All’interno la chiesa presenta una pianta a croce greca; i quattro corti bracci della navata, dell’abside e dei transetti, riccamente decorati con stucchi dorati nelle volte si incontrano nell’ottagono centrale, in cui si trovano quattro altari dedicati a Sant’Alessio, Santa Ermenziana, Sant’Eustachio e Santa Cecilia, con pale marmoree e statue rispettivamente di Giovanni Francesco Rossi, Leonardo Reti, Melchiorre Cafà e Antonio Raggi. Le colonne che li riquadrano sono in marmo rosso di Cottanello. I transetti sono dedicati a Sant’Agnese e a San Sebastiano. Le prospettive accelerate marmoree sono di Costanzo de Peris. L’altare maggiore fu eseguito fra il 1720 e il 1724 su un progetto di Carlo Rainaldi ed accoglie la pala Sacra Famiglia di Domenico Guidi. L’elevazione dell’altare è costruita su quattro colonne scanalate in marmo verde antico provenienti dall’Arco di Marco Aurelio al Corso; le colonne terminano con capitelli compositi in marmo dorato a foglia, che sorreggono la trabeazione ad andamento curvilineo. Il timpano è sormontato da due angeli in stucco che recano la colomba con la palma simbolo del martirio. Al centro, tre angeli che sostengono il cartiglio con la scritta tratta dal Vangelo “tra i nati di donna non c’è nessuno più grande di Giovanni”, frase che si ricollega anche a Giovanni Battista Pamphilj il quale volle che l’altare fosse dedicato al santo di cui portava il nome. Inizialmente l’altare doveva essere dedicato a Sant’Agnese e la pala doveva contenere il miracolo di Sant’Agnese che fa resuscitare con la preghiera Procopio ucciso dal diavolo. In seguito alla morte di Alessandro Algardi, al quale era stata affidata la realizzazione, Ercole Ferrata e Domenico Guidi furono incaricati di realizzare il modello grande in stucco conforme a quello preparato dall’Algardi. In seguito però, si decise di dedicare alla santa non più l’altare absidale ma la cappella nel lato nord, e si decise di dedicare la pala absidale alle due Sacre Famiglie (quella di Maria, Giuseppe e Gesù e quella di Elisabetta, Zaccaria e Giovanni). Al centro della composizione il piccolo Giovanni Battista mostra a Gesù un cartiglio arrotolato. Gesù, sostenuto dalla Vergine alle sue spalle, viene inondato dalla luce dello Spirito Santo. In alto, cherubini, angeli e putti svolazzano tra ramoscelli di ulivo e porgono grappoli di datteri.
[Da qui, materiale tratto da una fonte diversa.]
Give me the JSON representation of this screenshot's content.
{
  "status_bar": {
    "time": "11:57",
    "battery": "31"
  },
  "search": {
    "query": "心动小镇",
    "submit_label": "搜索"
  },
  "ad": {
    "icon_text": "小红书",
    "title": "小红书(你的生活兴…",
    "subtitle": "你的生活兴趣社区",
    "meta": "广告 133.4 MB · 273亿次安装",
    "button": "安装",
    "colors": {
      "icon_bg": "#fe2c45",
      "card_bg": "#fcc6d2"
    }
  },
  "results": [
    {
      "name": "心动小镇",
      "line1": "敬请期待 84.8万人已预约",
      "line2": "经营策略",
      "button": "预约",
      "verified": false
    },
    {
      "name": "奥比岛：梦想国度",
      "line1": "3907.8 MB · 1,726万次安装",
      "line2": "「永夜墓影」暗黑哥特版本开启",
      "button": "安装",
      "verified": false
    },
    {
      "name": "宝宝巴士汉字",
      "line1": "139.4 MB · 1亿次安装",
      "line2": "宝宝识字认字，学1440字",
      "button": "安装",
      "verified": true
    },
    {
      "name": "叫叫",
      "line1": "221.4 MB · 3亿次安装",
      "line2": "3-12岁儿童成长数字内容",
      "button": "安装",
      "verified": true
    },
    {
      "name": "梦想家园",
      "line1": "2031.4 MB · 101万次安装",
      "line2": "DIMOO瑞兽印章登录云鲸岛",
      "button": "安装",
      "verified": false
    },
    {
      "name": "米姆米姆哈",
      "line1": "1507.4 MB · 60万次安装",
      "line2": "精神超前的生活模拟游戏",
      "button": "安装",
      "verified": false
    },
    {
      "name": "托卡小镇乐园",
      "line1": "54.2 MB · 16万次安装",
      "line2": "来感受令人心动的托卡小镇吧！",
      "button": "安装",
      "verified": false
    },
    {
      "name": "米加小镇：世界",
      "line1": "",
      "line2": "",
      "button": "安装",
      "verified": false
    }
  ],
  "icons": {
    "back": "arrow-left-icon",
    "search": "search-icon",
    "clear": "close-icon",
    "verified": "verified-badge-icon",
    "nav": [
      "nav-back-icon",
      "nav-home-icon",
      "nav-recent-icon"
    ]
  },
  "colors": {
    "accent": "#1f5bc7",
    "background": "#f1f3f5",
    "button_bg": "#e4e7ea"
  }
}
La cripta, o sacellum infimum, è l’unica parte superstite della primitiva chiesa costruita sul luogo del martirio di Sant’Agnese. Vi si accede dalla Cappella di Sant’Agnese (opera del Borromini) attraverso la scala posta sulla destra dell’Altare. È ritenuto il luogo dove fu uccisa la fanciulla Agnese; per questo è un luogo venerato dai fedeli di cui si ha notizia fino dal VII secolo. La cripta è articolata in tre ambienti ricavati dalle aule dello stadio dell’imperatore Domiziano (inaugurato nell’86 d.C.); stadio ricalcato nella sua forma dalla attuale piazza Navona. Nel 1653 il Borromini, subentrato nella direzione dei lavori della chiesa di Sant’Agnese, dopo i dovuti accertamenti provvide ad un primo risanamento della cripta, compromessa dall’umidità, problema tuttora presente. La cripta è soggetta a frequenti allagamenti; per questo fu restaurata anche nel 1885. Le pitture ispirate alla vita della Santa, oggi sono quasi completamente rovinate ed illeggibili, a causa dell’elevata umidità degli ambienti.

Nel racconto del Professor Strinati nel video qui sopra, le vicende che porteranno al martirio e alla santificazione della giovanissima Agnese, si accompagnano alle immagini di come l’iniziativa abbia fatto emergere dal buio e dall’oblio gli ambienti della cripta, bonificata e restaurata, dove affreschi, lapidi e altorilievi mantengono vivido il ricordo della fanciulla Agnese e del suo martirio.